How’s the current physical market and latest policy effect? Nationwide new starts/sold retreated to only 0.9x (10-year average: 1.2x), with Beijing/Shanghai/Guangzhou low at 1.0x/0.8x/0.8x, the lowest since 2009. We expect such balanced supply-demand to remain in light of (1) peaking out land sales and (2) developers’ better control in construction pace following wider funding channels. For the latest tightening policies (please refer to Figure 3 for more details), more are on controlling investment demand by limiting downpayment and mortgage in key hot cities. Under excess liquidity, we expect these investment demand will simply spill over to other core 2nd-tier cities, offsetting the drop in volume at the cities being affected. We believe it would be more important for developers to maintain their discipline, and avoid bidding for thin-margin “Land King” when market sentiment is hot. Hence, we continue to prefer developers with established landbank in both 1st/2nd-tier cities, e.g. CR Land (1109 HK), China Jinmao (817 HK).
Dance while the music still goes on. Having said that, the slower new starts may also cap the growth in sellable resources in the long term, which explains developers’ cautious 2016E contracted sales growth targets of only 0%-20% (2015E: 0%-40%), based on a flat sell-through rate.

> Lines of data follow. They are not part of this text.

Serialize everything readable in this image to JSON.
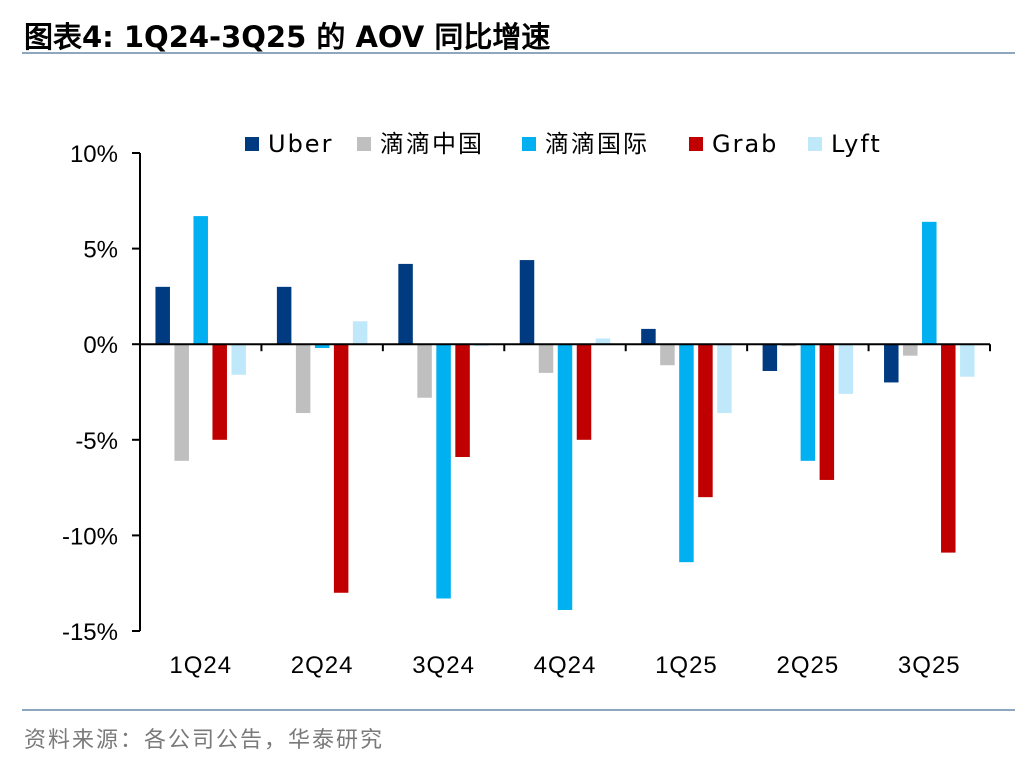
{
  "figure": {
    "title": "图表4:   1Q24-3Q25 的 AOV 同比增速",
    "source": "资料来源：各公司公告，华泰研究"
  },
  "chart_data": {
    "type": "bar",
    "title": "1Q24-3Q25 的 AOV 同比增速",
    "xlabel": "",
    "ylabel": "",
    "ylim": [
      -15,
      10
    ],
    "yticks": [
      10,
      5,
      0,
      -5,
      -10,
      -15
    ],
    "ytick_labels": [
      "10%",
      "5%",
      "0%",
      "-5%",
      "-10%",
      "-15%"
    ],
    "categories": [
      "1Q24",
      "2Q24",
      "3Q24",
      "4Q24",
      "1Q25",
      "2Q25",
      "3Q25"
    ],
    "legend_position": "top",
    "series": [
      {
        "name": "Uber",
        "color": "#003a80",
        "values": [
          3.0,
          3.0,
          4.2,
          4.4,
          0.8,
          -1.4,
          -2.0
        ]
      },
      {
        "name": "滴滴中国",
        "color": "#bfbfbf",
        "values": [
          -6.1,
          -3.6,
          -2.8,
          -1.5,
          -1.1,
          -0.1,
          -0.6
        ]
      },
      {
        "name": "滴滴国际",
        "color": "#00b0f0",
        "values": [
          6.7,
          -0.2,
          -13.3,
          -13.9,
          -11.4,
          -6.1,
          6.4
        ]
      },
      {
        "name": "Grab",
        "color": "#c00000",
        "values": [
          -5.0,
          -13.0,
          -5.9,
          -5.0,
          -8.0,
          -7.1,
          -10.9
        ]
      },
      {
        "name": "Lyft",
        "color": "#bfe9fb",
        "values": [
          -1.6,
          1.2,
          -0.1,
          0.3,
          -3.6,
          -2.6,
          -1.7
        ]
      }
    ]
  }
}
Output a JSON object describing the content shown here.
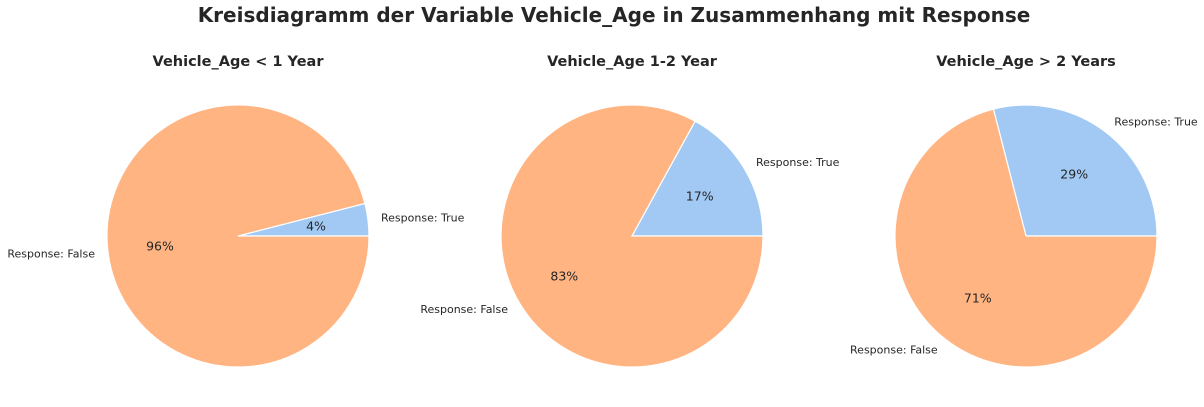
{
  "title": "Kreisdiagramm der Variable Vehicle_Age in Zusammenhang mit Response",
  "colors": {
    "Response: True": "#a1c9f4",
    "Response: False": "#ffb482",
    "edge": "#ffffff",
    "text": "#262626"
  },
  "chart_data": [
    {
      "type": "pie",
      "title": "Vehicle_Age < 1 Year",
      "labels": [
        "Response: True",
        "Response: False"
      ],
      "values": [
        4,
        96
      ],
      "value_labels": [
        "4%",
        "96%"
      ]
    },
    {
      "type": "pie",
      "title": "Vehicle_Age 1-2 Year",
      "labels": [
        "Response: True",
        "Response: False"
      ],
      "values": [
        17,
        83
      ],
      "value_labels": [
        "17%",
        "83%"
      ]
    },
    {
      "type": "pie",
      "title": "Vehicle_Age > 2 Years",
      "labels": [
        "Response: True",
        "Response: False"
      ],
      "values": [
        29,
        71
      ],
      "value_labels": [
        "29%",
        "71%"
      ]
    }
  ]
}
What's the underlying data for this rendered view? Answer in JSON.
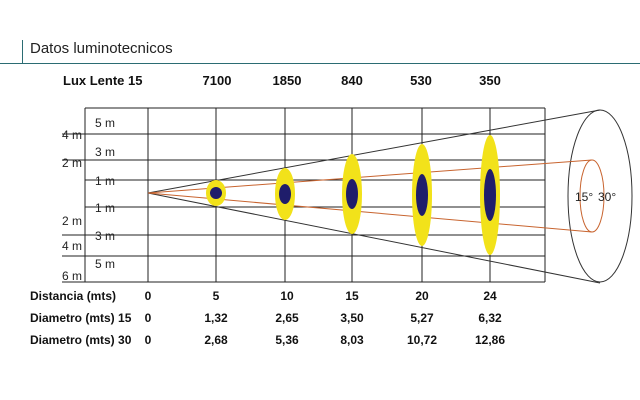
{
  "title": "Datos luminotecnicos",
  "lux": {
    "label": "Lux  Lente 15",
    "values": [
      "7100",
      "1850",
      "840",
      "530",
      "350"
    ]
  },
  "left_axis": {
    "outer_labels": [
      "4 m",
      "2 m",
      "2 m",
      "4 m",
      "6 m"
    ],
    "inner_labels": [
      "5 m",
      "3 m",
      "1 m",
      "1 m",
      "3 m",
      "5 m"
    ]
  },
  "cone_angles": [
    "15°",
    "30°"
  ],
  "distancia": {
    "label": "Distancia (mts)",
    "values": [
      "0",
      "5",
      "10",
      "15",
      "20",
      "24"
    ]
  },
  "diametro15": {
    "label": "Diametro (mts) 15",
    "values": [
      "0",
      "1,32",
      "2,65",
      "3,50",
      "5,27",
      "6,32"
    ]
  },
  "diametro30": {
    "label": "Diametro (mts) 30",
    "values": [
      "0",
      "2,68",
      "5,36",
      "8,03",
      "10,72",
      "12,86"
    ]
  },
  "colors": {
    "accent_line": "#2b6c73",
    "beam_fill": "#f2e21a",
    "beam_core": "#1f1d6b",
    "inner_cone": "#c8642f",
    "grid": "#222222"
  }
}
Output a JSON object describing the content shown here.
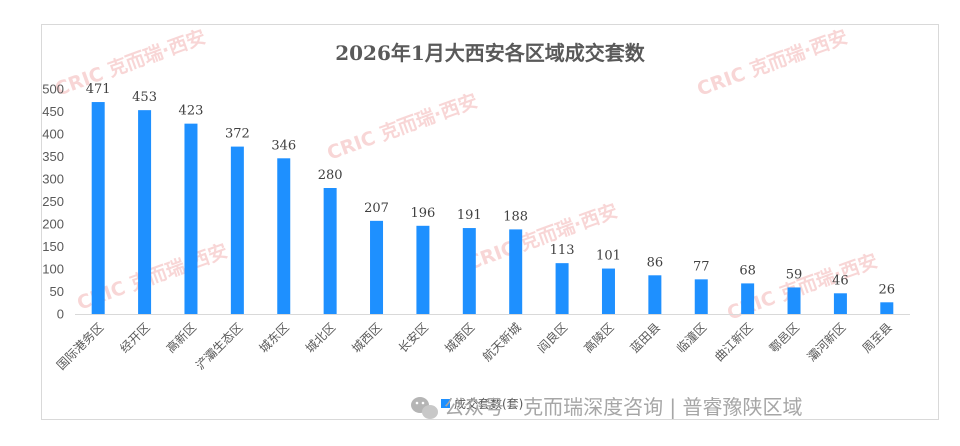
{
  "chart_data": {
    "type": "bar",
    "title": "2026年1月大西安各区域成交套数",
    "categories": [
      "国际港务区",
      "经开区",
      "高新区",
      "浐灞生态区",
      "城东区",
      "城北区",
      "城西区",
      "长安区",
      "城南区",
      "航天新城",
      "阎良区",
      "高陵区",
      "蓝田县",
      "临潼区",
      "曲江新区",
      "鄠邑区",
      "灞河新区",
      "周至县"
    ],
    "series": [
      {
        "name": "成交套数(套)",
        "values": [
          471,
          453,
          423,
          372,
          346,
          280,
          207,
          196,
          191,
          188,
          113,
          101,
          86,
          77,
          68,
          59,
          46,
          26
        ]
      }
    ],
    "ylim": [
      0,
      500
    ],
    "yticks": [
      0,
      50,
      100,
      150,
      200,
      250,
      300,
      350,
      400,
      450,
      500
    ],
    "legend": "bottom",
    "grid": false,
    "bar_color": "#1e90ff"
  },
  "watermark": {
    "text": "CRIC 克而瑞·西安"
  },
  "source": {
    "text": "公众号 · 克而瑞深度咨询 | 普睿豫陕区域",
    "icon": "wechat-icon"
  }
}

Nevertheless, take-up has been well-ahead of expectation YTD, leading to an average 59% YoY jump in developers’ 2M16 contracted sales, and we believe 2016E contracted sales may surprise on the upside, unless the government rolls out its administrative cooling measures (e.g. purchase restrictions) on a nationwide basis. In that case, we estimate the revenue growth would well offset the potential margin squeeze and investors should reconsider China Property as a growth sector, which should at least trade back to its historical valuation of 45% NAV discount, from currently 50% (6.6x 2016E P/E). We maintain our Outperform rating on the sector and expect March contracted sales figures (to be announced in early April) to be a near-term catalyst. Top pick: CR Land (1109 HK) in light of its 1st/2nd-tier city landbank and potential re-rating on its commercial portfolio.